There was a grimy pitcher on a chair beside the bed with a grimier glass beside it. The pitcher was half full of water with halved limes and a pebble of ice afloat in it.

Chalmers sat on the edge of the bed, poured some of the water into the glass, moistened his handkerchief with more, set aside the netting and slipped one arm about the shrunken shoulders of the man, raising him gently. The body was burning up with fever. As he dampened the flaked lips the native's eyes opened and rested on him with an expression half of dislike, half terror, that changed to animal gratitude as Chalmers wiped his lips and set the glass for him to drink. Chalmers mustered up his native, remembering the name he had heard.

“Aloha, Taroi,” he said.

“Tarofa oe,” the man responded huskily, as he made shift to gulp at the liquid. His figure relaxed and Chalmers let him down on the pillow he had reshaken.

It needed no medical expert to tell that the spark of life was at its faintest. A shudder ran through the gaunt figure, the jaw relaxed, then set again with an effort.
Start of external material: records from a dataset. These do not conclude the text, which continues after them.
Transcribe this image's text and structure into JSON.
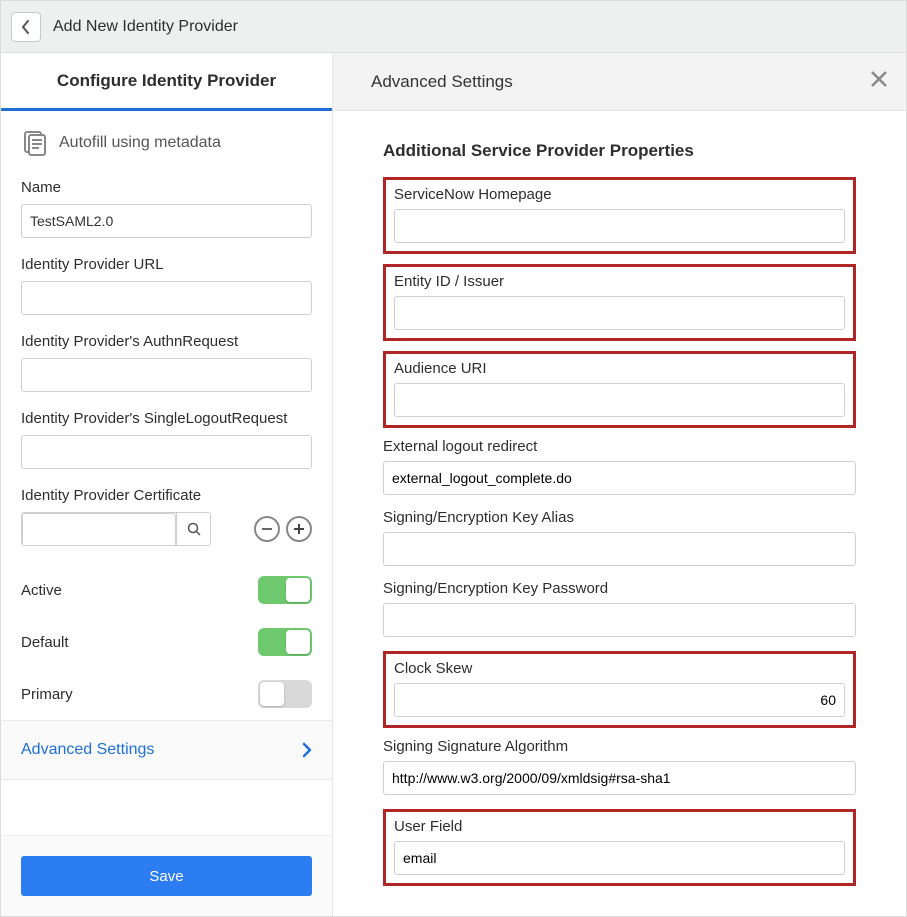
{
  "titlebar": {
    "title": "Add New Identity Provider"
  },
  "left": {
    "header": "Configure Identity Provider",
    "autofill": "Autofill using metadata",
    "fields": {
      "name": {
        "label": "Name",
        "value": "TestSAML2.0"
      },
      "idp_url": {
        "label": "Identity Provider URL",
        "value": ""
      },
      "authn": {
        "label": "Identity Provider's AuthnRequest",
        "value": ""
      },
      "slo": {
        "label": "Identity Provider's SingleLogoutRequest",
        "value": ""
      },
      "cert": {
        "label": "Identity Provider Certificate",
        "value": ""
      }
    },
    "toggles": {
      "active": {
        "label": "Active",
        "on": true
      },
      "default": {
        "label": "Default",
        "on": true
      },
      "primary": {
        "label": "Primary",
        "on": false
      }
    },
    "adv_link": "Advanced Settings",
    "save": "Save"
  },
  "right": {
    "header": "Advanced Settings",
    "section": "Additional Service Provider Properties",
    "fields": {
      "homepage": {
        "label": "ServiceNow Homepage",
        "value": "",
        "highlight": true
      },
      "entity": {
        "label": "Entity ID / Issuer",
        "value": "",
        "highlight": true
      },
      "audience": {
        "label": "Audience URI",
        "value": "",
        "highlight": true
      },
      "ext_logout": {
        "label": "External logout redirect",
        "value": "external_logout_complete.do",
        "highlight": false
      },
      "key_alias": {
        "label": "Signing/Encryption Key Alias",
        "value": "",
        "highlight": false
      },
      "key_pass": {
        "label": "Signing/Encryption Key Password",
        "value": "",
        "highlight": false
      },
      "clock": {
        "label": "Clock Skew",
        "value": "60",
        "highlight": true
      },
      "sig_alg": {
        "label": "Signing Signature Algorithm",
        "value": "http://www.w3.org/2000/09/xmldsig#rsa-sha1",
        "highlight": false
      },
      "user_field": {
        "label": "User Field",
        "value": "email",
        "highlight": true
      }
    }
  }
}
The sound of the voices beyond the door was suddenly raised, and a shadow of fear passed over Taroi's face. His claw-like fingers twisted upward to his mop of hair and burrowed in it gropingly. The right hand with something clutched in it reached out, found Chalmers and pressed something hard and round into the white man's palm.

Chalmers looked at it. Even in the dusk of the room he could tell the beauty and purity of the faintly iridescent globule, a pink pearl, perfectly round, the size of a marrow-fat pea. Even as he wondered, Taroi's eyes closed and his hands fell lax on the sheets.

“For Sayers?” asked Chalmers.

As the eyes opened he nodded toward the door. A look of protest widened the native's glance.

“Aore!” (no), he protested.

His right hand closed Chalmers's palm about the gem with feeble fingers of fire. The eyes rolled toward the door, the head shook in a final negation, then the body shuddered, the knees were drawn up, the hands clenched and the jaw fell.

Outside, the banana fronds tapped gently at the window. The voices in the inner room were quiet. A fly buzzed loudly.

Chalmers set down the pearl, straightened the limbs of the dead man, drew the sheet over him and replaced the mosquito netting. As he stood beside the bed, with the gem in the palm of his hand, the door opened, a shaft of sunshine pouring through the gap. Sayers stood on the threshold, his wife behind him, the two staring at Chalmers in an astonishment that held them spellbound.